Bekasi, Mata4.com — Menteri Koordinator Bidang Hukum, HAM, Imigrasi, dan Pemasyarakatan, Yusril Ihza Mahendra, menegaskan bahwa kewenangan penuh untuk menentukan susunan dan kedudukan institusi Kepolisian Negara Republik Indonesia (Polri) berada di tangan Presiden dan DPR.
Hal ini disampaikan Yusril usai menghadiri acara refleksi satu tahun pemerintahan Prabowo–Gibran di Universitas Tarumanegara, Jakarta, Senin (20/10/2025).
“Bagaimana susunan dan kewenangan Polri ke depan, apakah tetap seperti sekarang atau akan ada perubahan struktur, semuanya menjadi kewenangan Presiden dan DPR untuk memutuskannya,” ujar Yusril dalam keterangannya.
Dasar Konstitusional: UUD 1945 dan UU Kepolisian
Yusril menjelaskan bahwa pengaturan struktur organisasi dan kewenangan Polri secara tegas diatur dalam Pasal 30 ayat (5) UUD 1945, yang menyebut bahwa susunan dan kedudukan TNI dan Polri serta hubungan kewenangan keduanya harus diatur melalui undang-undang.

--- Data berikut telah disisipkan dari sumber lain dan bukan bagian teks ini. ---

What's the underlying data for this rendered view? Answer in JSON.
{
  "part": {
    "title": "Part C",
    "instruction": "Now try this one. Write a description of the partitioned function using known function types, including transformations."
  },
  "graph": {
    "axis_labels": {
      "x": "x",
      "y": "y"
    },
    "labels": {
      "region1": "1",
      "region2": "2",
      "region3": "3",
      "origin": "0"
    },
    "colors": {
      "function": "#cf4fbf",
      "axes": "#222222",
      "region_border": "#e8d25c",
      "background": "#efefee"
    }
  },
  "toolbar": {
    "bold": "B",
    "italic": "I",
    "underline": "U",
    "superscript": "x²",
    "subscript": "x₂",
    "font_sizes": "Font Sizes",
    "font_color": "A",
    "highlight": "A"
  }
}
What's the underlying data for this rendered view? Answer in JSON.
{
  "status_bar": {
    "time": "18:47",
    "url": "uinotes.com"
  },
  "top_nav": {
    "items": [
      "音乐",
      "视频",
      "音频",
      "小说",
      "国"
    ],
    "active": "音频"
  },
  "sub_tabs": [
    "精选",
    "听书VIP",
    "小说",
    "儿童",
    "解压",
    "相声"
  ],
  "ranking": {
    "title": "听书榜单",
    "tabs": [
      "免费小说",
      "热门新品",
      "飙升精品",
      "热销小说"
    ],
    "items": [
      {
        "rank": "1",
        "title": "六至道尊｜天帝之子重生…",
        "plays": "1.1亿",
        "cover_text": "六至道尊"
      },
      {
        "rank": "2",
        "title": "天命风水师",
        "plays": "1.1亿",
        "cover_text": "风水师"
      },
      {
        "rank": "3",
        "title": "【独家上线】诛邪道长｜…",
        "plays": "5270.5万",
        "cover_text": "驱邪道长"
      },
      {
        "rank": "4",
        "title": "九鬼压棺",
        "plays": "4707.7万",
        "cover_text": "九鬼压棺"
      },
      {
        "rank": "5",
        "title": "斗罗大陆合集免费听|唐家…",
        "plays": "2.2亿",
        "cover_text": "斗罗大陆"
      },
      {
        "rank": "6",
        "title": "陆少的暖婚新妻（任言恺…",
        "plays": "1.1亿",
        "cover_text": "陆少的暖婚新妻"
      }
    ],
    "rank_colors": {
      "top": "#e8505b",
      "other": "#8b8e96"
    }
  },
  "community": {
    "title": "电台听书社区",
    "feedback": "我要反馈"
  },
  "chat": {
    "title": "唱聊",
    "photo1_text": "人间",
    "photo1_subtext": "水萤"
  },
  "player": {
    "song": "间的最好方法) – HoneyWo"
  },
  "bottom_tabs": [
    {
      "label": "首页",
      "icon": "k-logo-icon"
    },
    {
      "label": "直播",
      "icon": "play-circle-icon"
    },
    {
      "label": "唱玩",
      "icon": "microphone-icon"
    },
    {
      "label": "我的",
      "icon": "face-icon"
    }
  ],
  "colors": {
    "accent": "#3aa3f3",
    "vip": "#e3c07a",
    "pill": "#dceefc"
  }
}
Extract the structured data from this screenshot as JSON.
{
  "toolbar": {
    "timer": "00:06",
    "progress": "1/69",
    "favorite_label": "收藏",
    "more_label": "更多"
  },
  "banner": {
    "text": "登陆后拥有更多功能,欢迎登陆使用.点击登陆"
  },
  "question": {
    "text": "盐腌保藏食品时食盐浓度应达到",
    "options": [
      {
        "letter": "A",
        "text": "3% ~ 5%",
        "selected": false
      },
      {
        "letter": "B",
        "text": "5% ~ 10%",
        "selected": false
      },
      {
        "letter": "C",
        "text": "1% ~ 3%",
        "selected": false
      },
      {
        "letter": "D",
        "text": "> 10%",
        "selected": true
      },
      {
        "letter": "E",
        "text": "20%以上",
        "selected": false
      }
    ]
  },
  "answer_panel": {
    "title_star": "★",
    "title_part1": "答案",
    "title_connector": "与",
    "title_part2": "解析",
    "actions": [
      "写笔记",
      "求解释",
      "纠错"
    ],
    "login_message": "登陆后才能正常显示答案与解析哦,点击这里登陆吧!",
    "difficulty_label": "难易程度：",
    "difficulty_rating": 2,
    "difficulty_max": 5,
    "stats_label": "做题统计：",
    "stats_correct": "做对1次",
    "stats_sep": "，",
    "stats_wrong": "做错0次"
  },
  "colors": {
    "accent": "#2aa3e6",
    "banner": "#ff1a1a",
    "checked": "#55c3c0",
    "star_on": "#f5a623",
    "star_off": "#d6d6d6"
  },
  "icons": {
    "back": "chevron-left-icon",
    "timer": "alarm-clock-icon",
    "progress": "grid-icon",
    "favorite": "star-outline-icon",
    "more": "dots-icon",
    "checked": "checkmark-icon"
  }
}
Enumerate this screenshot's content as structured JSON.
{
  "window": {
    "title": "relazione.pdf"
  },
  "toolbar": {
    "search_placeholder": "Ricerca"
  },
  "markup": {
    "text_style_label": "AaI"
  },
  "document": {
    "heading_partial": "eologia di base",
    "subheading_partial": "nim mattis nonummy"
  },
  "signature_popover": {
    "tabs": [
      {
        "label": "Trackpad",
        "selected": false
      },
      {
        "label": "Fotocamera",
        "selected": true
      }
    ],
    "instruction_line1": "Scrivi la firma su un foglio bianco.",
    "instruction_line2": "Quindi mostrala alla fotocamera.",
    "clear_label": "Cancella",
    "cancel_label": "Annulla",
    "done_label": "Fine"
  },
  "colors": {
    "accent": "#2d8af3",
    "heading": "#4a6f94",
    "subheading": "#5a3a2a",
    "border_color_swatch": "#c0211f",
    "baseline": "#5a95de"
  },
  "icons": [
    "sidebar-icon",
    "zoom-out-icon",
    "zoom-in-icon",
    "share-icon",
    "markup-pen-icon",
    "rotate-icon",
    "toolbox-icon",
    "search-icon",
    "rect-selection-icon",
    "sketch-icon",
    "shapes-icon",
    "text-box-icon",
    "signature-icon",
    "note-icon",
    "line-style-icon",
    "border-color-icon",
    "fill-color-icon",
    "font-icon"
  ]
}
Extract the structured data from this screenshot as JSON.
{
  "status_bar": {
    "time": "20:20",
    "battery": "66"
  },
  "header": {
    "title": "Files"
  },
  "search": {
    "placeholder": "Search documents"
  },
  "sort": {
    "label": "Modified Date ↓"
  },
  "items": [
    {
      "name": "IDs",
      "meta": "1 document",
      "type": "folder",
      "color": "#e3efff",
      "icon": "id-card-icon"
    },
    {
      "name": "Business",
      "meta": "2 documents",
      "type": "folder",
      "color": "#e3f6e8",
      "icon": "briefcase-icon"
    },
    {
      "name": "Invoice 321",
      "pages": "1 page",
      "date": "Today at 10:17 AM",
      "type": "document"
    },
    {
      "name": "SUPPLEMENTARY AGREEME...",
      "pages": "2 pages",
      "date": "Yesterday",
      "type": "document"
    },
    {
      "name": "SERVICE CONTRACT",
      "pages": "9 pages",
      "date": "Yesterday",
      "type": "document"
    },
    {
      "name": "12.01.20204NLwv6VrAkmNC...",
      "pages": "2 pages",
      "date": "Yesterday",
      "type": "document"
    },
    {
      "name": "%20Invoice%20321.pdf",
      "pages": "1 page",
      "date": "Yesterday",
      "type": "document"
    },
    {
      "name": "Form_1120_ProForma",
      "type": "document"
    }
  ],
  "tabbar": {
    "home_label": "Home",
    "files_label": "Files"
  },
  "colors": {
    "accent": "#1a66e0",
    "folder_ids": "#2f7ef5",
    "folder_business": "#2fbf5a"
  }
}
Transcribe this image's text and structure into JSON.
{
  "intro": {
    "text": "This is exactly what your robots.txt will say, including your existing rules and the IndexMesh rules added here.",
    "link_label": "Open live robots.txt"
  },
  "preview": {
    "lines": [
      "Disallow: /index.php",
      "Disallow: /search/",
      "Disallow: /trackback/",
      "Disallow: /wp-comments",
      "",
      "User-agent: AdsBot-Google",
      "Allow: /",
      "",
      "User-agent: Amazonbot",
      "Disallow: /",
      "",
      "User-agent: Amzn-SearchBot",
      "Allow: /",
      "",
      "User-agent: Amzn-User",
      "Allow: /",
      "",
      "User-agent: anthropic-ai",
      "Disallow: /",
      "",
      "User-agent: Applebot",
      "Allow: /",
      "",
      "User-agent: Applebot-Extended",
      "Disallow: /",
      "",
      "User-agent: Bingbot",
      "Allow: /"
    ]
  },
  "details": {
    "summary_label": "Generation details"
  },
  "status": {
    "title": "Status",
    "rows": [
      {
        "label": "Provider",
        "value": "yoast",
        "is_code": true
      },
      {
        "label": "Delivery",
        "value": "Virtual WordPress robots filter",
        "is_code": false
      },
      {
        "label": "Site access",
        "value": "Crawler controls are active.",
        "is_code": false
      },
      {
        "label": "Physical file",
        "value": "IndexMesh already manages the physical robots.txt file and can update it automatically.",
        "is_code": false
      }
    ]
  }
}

Ketentuan tersebut diperkuat oleh Pasal 8 Undang-Undang Nomor 2 Tahun 2002 tentang Kepolisian Negara Republik Indonesia, yang menetapkan bahwa Polri berada di bawah Presiden dan bahwa Kapolri bertanggung jawab langsung kepada Presiden.
“Secara normatif, apakah kedudukan Polri akan tetap seperti sekarang atau akan diubah, semuanya tergantung Presiden dan DPR. Kalau sekiranya akan diubah, perubahan itu harus diatur melalui undang-undang,” tegas Yusril.

Komisi Reformasi Kepolisian: Wacana yang Dihormati
Terkait munculnya wacana pembentukan Komisi Reformasi Kepolisian, yang belakangan ramai dibicarakan di publik dan akademisi, Yusril menyatakan pemerintah membuka ruang diskusi atas hal tersebut.
“Pemerintah menghargai dan menghormati wacana itu sebagai bagian dari kebebasan berbicara dan kebebasan mimbar akademik,” ujarnya.
Menurutnya, pemikiran-pemikiran dari masyarakat dan kalangan kampus dapat menjadi bahan pertimbangan penting yang akan digodok lebih lanjut oleh Komisi tersebut, apabila resmi dibentuk oleh Presiden.
Namun Yusril menegaskan, keputusan akhir terkait struktur dan arah reformasi kepolisian tetap berada di tangan Presiden dan DPR.
Baca Juga:
misbakhun ekonomi prabowo di jalur benar
Proses Legislasi Harus Dihormati
Yusril juga mengingatkan bahwa perubahan tata kelola institusi negara, termasuk Polri, harus mengikuti mekanisme formal dalam sistem demokrasi—yakni melalui proses legislasi di DPR RI dengan partisipasi aktif dari pemerintah sebagai inisiator atau co-legislator.
“Kita tahu bahwa inisiatif perubahan undang-undang bisa datang dari Presiden maupun dari DPR. Oleh karena itu, semua pihak yang memiliki gagasan reformasi dapat menyuarakan idenya melalui jalur-jalur konstitusional,” ucapnya.
Kapan Komisi Reformasi Diumumkan?
Saat ditanya lebih lanjut mengenai kapan Presiden akan mengumumkan pembentukan Komisi Reformasi Kepolisian, Yusril mengaku belum mendapatkan informasi resmi.
“Saya belum mendapatkan informasi terbaru mengenai hal ini. Semuanya tergantung kepada beliau (Presiden), kapan saat yang tepat untuk mengumumkannya. Saya yakin Presiden punya pertimbangan matang,” tutup Yusril.
Pernyataan Yusril menegaskan pentingnya keseimbangan antara aspirasi publik, stabilitas hukum, dan proses politik dalam upaya melakukan reformasi institusi strategis seperti Polri. Pemerintah membuka ruang diskusi, namun tetap menekankan bahwa perubahan struktural harus melalui mekanisme konstitusional, bukan sekadar wacana populis.
Dengan demikian, setiap gagasan reformasi akan lebih bermakna jika didukung argumentasi yang kuat, data, dan kesiapan politik untuk menjalani proses hukum yang panjang.